« En matière d'éducation, notre société a démissionné », a déclaré la psychologue Marie-Estelle Dupont, dressant un constat sévère sur l'état de la protection et de l'encadrement des enfants en France. Cette déclaration intervient dans un contexte marqué par une hausse spectaculaire des violences graves : le nombre de tentatives d'homicide a bondi de 178 %, un chiffre que la spécialiste relie directement à un défaut d'autorité et de transmission des repères éducatifs.

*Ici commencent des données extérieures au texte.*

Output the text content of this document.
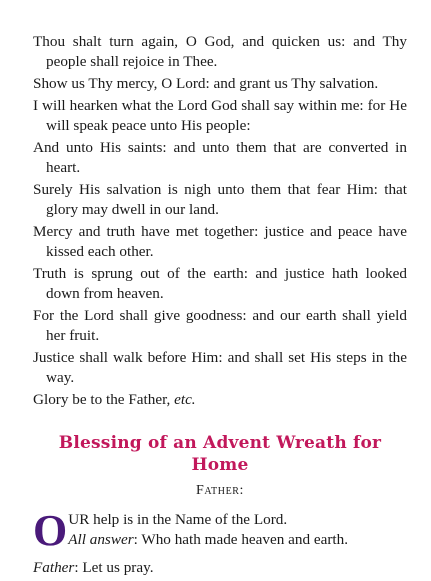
Thou shalt turn again, O God, and quicken us: and Thy people shall rejoice in Thee.

Show us Thy mercy, O Lord: and grant us Thy salvation.

I will hearken what the Lord God shall say within me: for He will speak peace unto His people:

And unto His saints: and unto them that are converted in heart.

Surely His salvation is nigh unto them that fear Him: that glory may dwell in our land.

Mercy and truth have met together: justice and peace have kissed each other.

Truth is sprung out of the earth: and justice hath looked down from heaven.

For the Lord shall give goodness: and our earth shall yield her fruit.

Justice shall walk before Him: and shall set His steps in the way.

Glory be to the Father, etc.

Blessing of an Advent Wreath for Home
Father:
O UR help is in the Name of the Lord.
All answer: Who hath made heaven and earth.
Father: Let us pray.
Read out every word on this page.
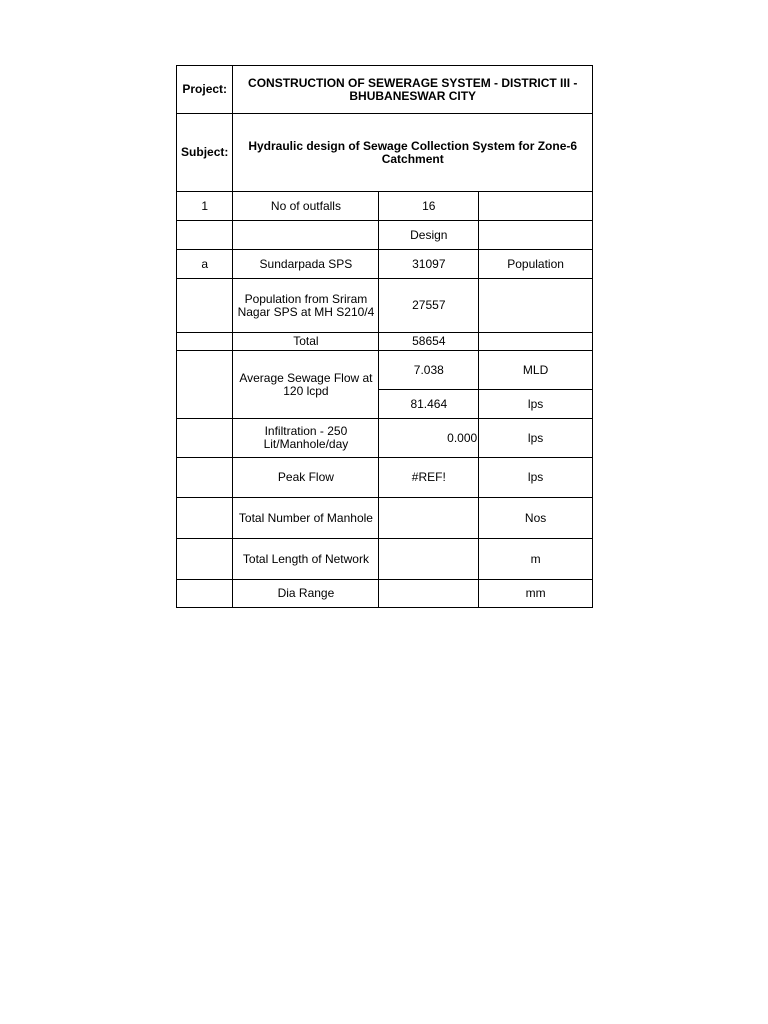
Project:	CONSTRUCTION OF SEWERAGE SYSTEM - DISTRICT III - BHUBANESWAR CITY		
Subject:	Hydraulic design of Sewage Collection System for Zone-6 Catchment		
1	No of outfalls	16	
		Design	
a	Sundarpada SPS	31097	Population
	Population from Sriram Nagar SPS at MH S210/4	27557	
	Total	58654	
	Average Sewage Flow at 120 lcpd	7.038	MLD
		81.464	lps
	Infiltration - 250 Lit/Manhole/day	0.000	lps
	Peak Flow	#REF!	lps
	Total Number of Manhole		Nos
	Total Length of Network		m
	Dia Range		mm
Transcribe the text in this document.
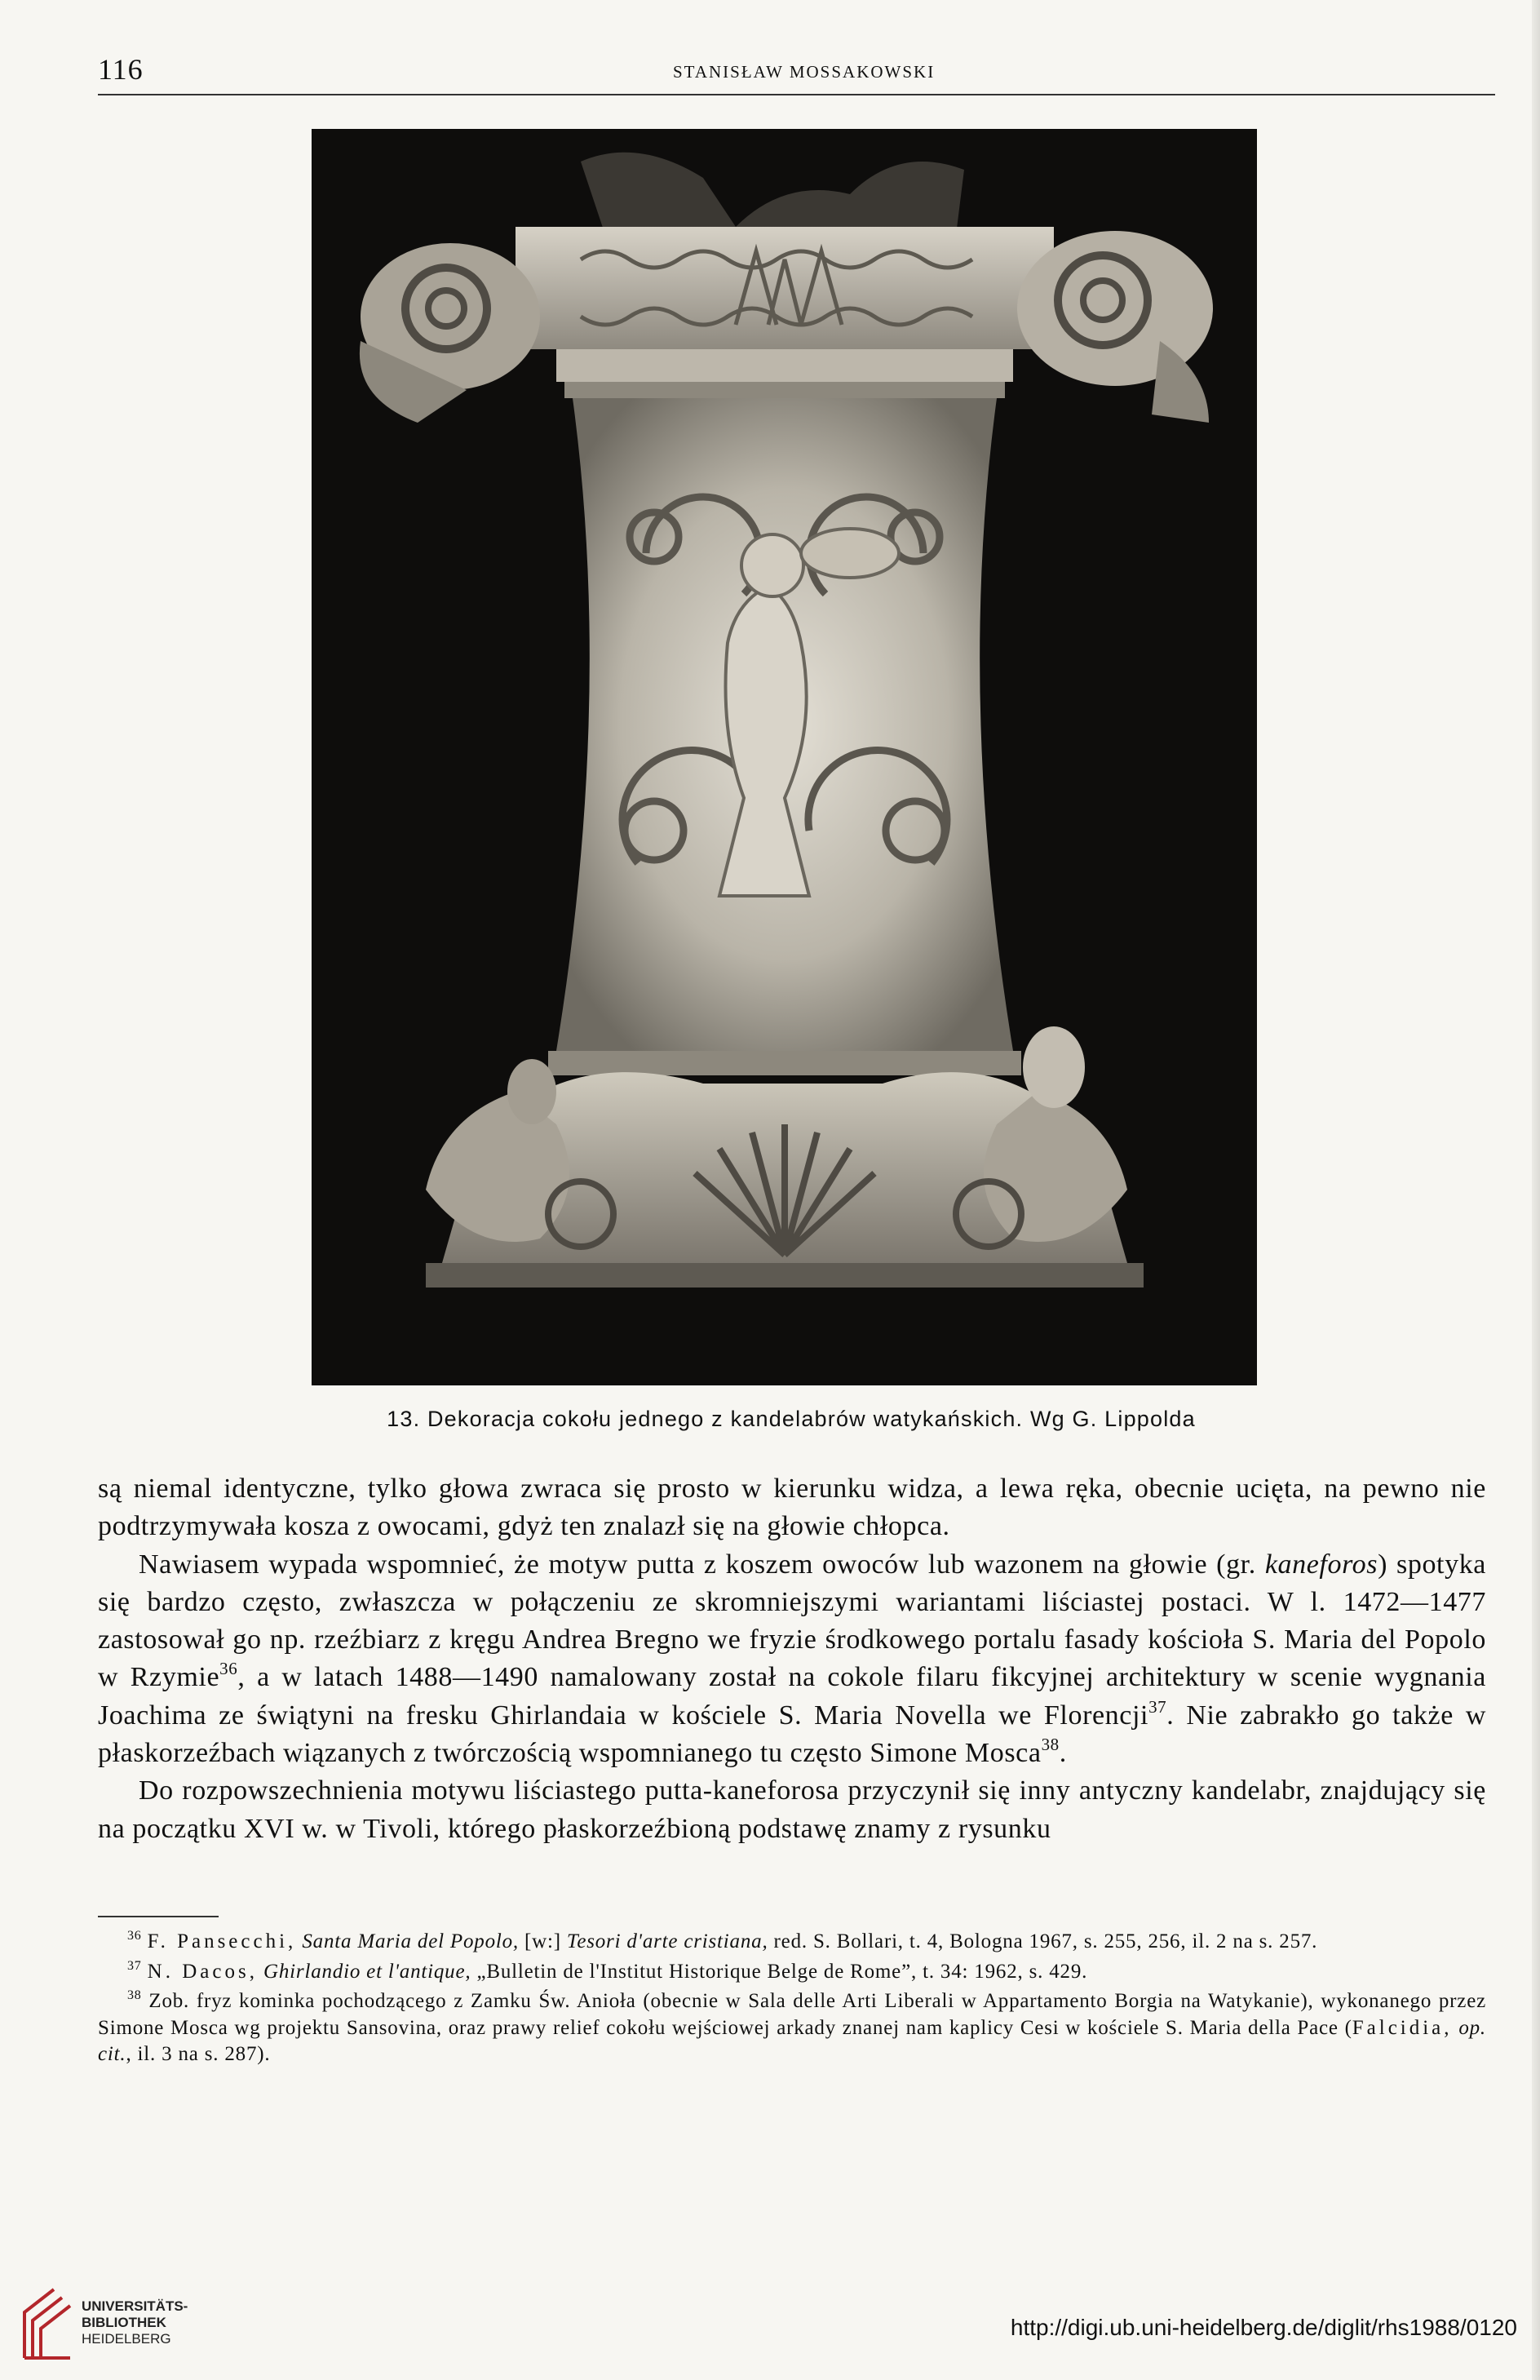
116	STANISŁAW MOSSAKOWSKI
13. Dekoracja cokołu jednego z kandelabrów watykańskich. Wg G. Lippolda

są niemal identyczne, tylko głowa zwraca się prosto w kierunku widza, a lewa ręka, obecnie ucięta, na pewno nie podtrzymywała kosza z owocami, gdyż ten znalazł się na głowie chłopca.

Nawiasem wypada wspomnieć, że motyw putta z koszem owoców lub wazonem na głowie (gr. kaneforos) spotyka się bardzo często, zwłaszcza w połączeniu ze skromniejszymi wariantami liściastej postaci. W l. 1472—1477 zastosował go np. rzeźbiarz z kręgu Andrea Bregno we fryzie środkowego portalu fasady kościoła S. Maria del Popolo w Rzymie$^{36}$, a w latach 1488—1490 namalowany został na cokole filaru fikcyjnej architektury w scenie wygnania Joachima ze świątyni na fresku Ghirlandaia w kościele S. Maria Novella we Florencji$^{37}$. Nie zabrakło go także w płaskorzeźbach wiązanych z twórczością wspomnianego tu często Simone Mosca$^{38}$.

Do rozpowszechnienia motywu liściastego putta-kaneforosa przyczynił się inny antyczny kandelabr, znajdujący się na początku XVI w. w Tivoli, którego płaskorzeźbioną podstawę znamy z rysunku

$^{36}$ F. Pansecchi, Santa Maria del Popolo, [w:] Tesori d'arte cristiana, red. S. Bollari, t. 4, Bologna 1967, s. 255, 256, il. 2 na s. 257.

$^{37}$ N. Dacos, Ghirlandio et l'antique, „Bulletin de l'Institut Historique Belge de Rome”, t. 34: 1962, s. 429.

$^{38}$ Zob. fryz kominka pochodzącego z Zamku Św. Anioła (obecnie w Sala delle Arti Liberali w Appartamento Borgia na Watykanie), wykonanego przez Simone Mosca wg projektu Sansovina, oraz prawy relief cokołu wejściowej arkady znanej nam kaplicy Cesi w kościele S. Maria della Pace (Falcidia, op. cit., il. 3 na s. 287).

UNIVERSITÄTS-
BIBLIOTHEK
HEIDELBERG	http://digi.ub.uni-heidelberg.de/diglit/rhs1988/0120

Un lien établi entre démission éducative et violence

Marie-Estelle Dupont, psychologue clinicienne, ne se contente pas d'observer une augmentation statistique ; elle en analyse les racines. Selon elle, l'explosion des tentatives d'homicide est le symptôme d'une société qui a cessé d'assumer son rôle d'éducation. « Nous avons laissé se développer une situation où les enfants ne sont plus suffisamment cadrés, où les parents et les institutions ont renoncé à imposer des limites », explique-t-elle. Ce renoncement collectif, ajoute-t-elle, crée un terreau favorable à la violence, faute d'avoir inculqué le respect de l'autre et la notion de conséquences.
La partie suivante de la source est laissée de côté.